Закончился, растаял в тишине очередной куплет, и, прежде чем начаться новому, четверо молодых мужчин снова упадали предвкушено на стулья, а четыре ставшие все как одна прекрасными девушки догоняли своих партнеров и закрывали им глаза теплыми, нежными ладонями: угадай, мол, угадай же, что это я, потом все как одна, облетев сбоку стул, опускались на колени каждая к своему кавалеру, и четверо молодых людей дружно обнимали своих дорогих подруг и замирали на несколько секунд в беззвучном и недвижном объятии; потом что-то вдруг случалось в четырех местах сразу — восемь человек поворачивались друг к дружке спинами и сидели попарно, отчужденные и далекие, как звезды в остывающей галактике, когда разделяют их миллионы и миллионы световых лет. Начинала звучать прощальная четвертая строчка куплета. Четыре пары медленно поднимались, устало роняли руки на спинки стульев. Затем эти руки еще медленнее скользили по спинкам в разные, противоположные стороны — неразлучные фантасмагоричные любовники разлучались навсегда... чтобы тут же сойтись на следующем стуле. Это поразительно напоминало бесконечный круговорот времен года, круговорот возникающих и исчезающих жизней, — знаменитое вечное возвращение.
Песня кончилась: в ней было всего четыре куплета.
Певица замерла на секунду, не зная, как быть, но я быстро прокрался к ней и шепнул на ухо: "Продолжайте, Лена, — снова сначала". И она продолжила. И снова тронулась в путь невесомая вереница любовных пар — по косой диагонали стульев, в самый дальний угол, вглубь, за горизонт. Как осенний журавлиный клин из чеховских "Трех сестер"...

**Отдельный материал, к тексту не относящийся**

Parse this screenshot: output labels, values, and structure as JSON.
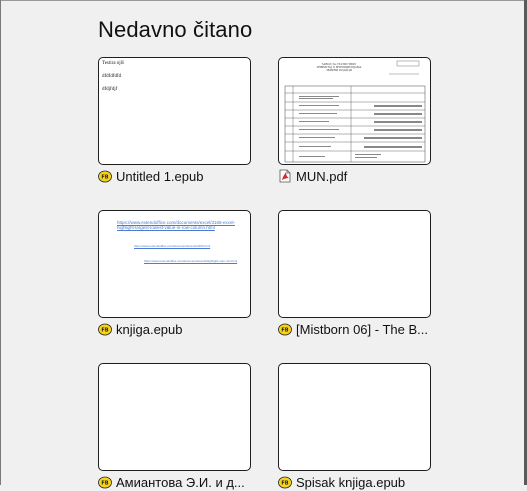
{
  "page": {
    "title": "Nedavno čitano"
  },
  "items": [
    {
      "name": "Untitled 1.epub",
      "type": "epub",
      "icon": "fb-reader-epub-icon",
      "preview_lines": [
        "Testira ojlš",
        "dfdfdfdfd",
        "dfdjfdjf"
      ]
    },
    {
      "name": "MUN.pdf",
      "type": "pdf",
      "icon": "pdf-file-icon",
      "preview_heading": [
        "ЗАВОД ЗА СТАТИСТИКУ",
        "ИЗВЕШТАЈ О МУНИЦИПИЈАМА",
        "ЗБИРНИ ПОДАЦИ"
      ]
    },
    {
      "name": "knjiga.epub",
      "type": "epub",
      "icon": "fb-reader-epub-icon",
      "preview_link": "https://www.extendoffice.com/documents/excel/3165-excel-highlight-largest-lowest-value-in-row-column.html",
      "preview_link_2": "https://www.extendoffice.com/documents/excel/3165.html",
      "preview_link_3": "https://www.extendoffice.com/documents/excel/highlight-max-min.html"
    },
    {
      "name": "[Mistborn 06] - The B...",
      "type": "epub",
      "icon": "fb-reader-epub-icon"
    },
    {
      "name": "Амиантова Э.И. и д...",
      "type": "epub",
      "icon": "fb-reader-epub-icon"
    },
    {
      "name": "Spisak knjiga.epub",
      "type": "epub",
      "icon": "fb-reader-epub-icon"
    }
  ],
  "colors": {
    "background": "#f0f0f0",
    "thumb_border": "#1f1f1f",
    "epub_icon_yellow": "#f7d21a",
    "pdf_icon_red": "#d42a2a"
  }
}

Вот освободился от людей первый, ближний к нам стул, и это было так печально, так непоправимо грустно, что никто из зрителей уже не пытался смахивать набежавшую слезу...
Вот опустел и второй стул...
За ним — третий, и теперь только на последнем стуле четвертая пара доигрывала свою фугу...
Лена пустила им вслед томительную прощальную фермату, а я объявил перерыв.
После перерыва они забросали меня требованиями и просьбами:
Сделаем еще раз нашу фугу!
Давайте, давайте попробуем!
Ну, пожалуйста. Это так необыкновенно и так приятно.
Дайте нам повторить это колдовство.
Нет, — сказал я, — повторение отпадает. Ничего нельзя повторить — неужели вы до сих пор этого не поняли. Повторять импровизацию — это значит убивать, омертвлять созданную живую прелесть. Чтобы восстановить импровизацию во всей ее первозданной свежести, нужно все переменить вокруг нее и начать заново свое "скольжение в неизвестность". Надо, чтобы я предложил вам новую или хотя бы обновленную тему, чтобы вы придумали новые "ноты", новые четыре позы, чтобы Лена подобрала другую песню...
Мы понимаем. Мы готовы. Давайте тему.
Нет, я предложу вам дополнительные условия, которые в корне изменят ситуацию пробы и заставят вас старое ощутить как новое. Я договорился с Анатолием Александровичем, что с нами в Ленинград поедут артисты его театра, все больше мои ученики, приученные импровизировать так же, как и вы. Мы будем исполнять нашу фугу вместе с ними. Сейчас, в четыре часа, они придут к нам сюда и включатся в нашу работу на полную железку.
Мы покажем им нашу новую разработку темы, а они по канве нашей "мелодии" разыграют три сцены из "Трех сестер".
Ура!
Колоссально!
Потрясно...
До четырех осталось всего лишь несколько минут, поэтому слушайте меня внимательно. Мы должны устроить артистам хорошую творческую провокацию. Позы фуги нужно будет придумывать самые что ни на есть трудные и сложные, самые неожиданные и самые неподходящие для чеховской пьесы. Поняли?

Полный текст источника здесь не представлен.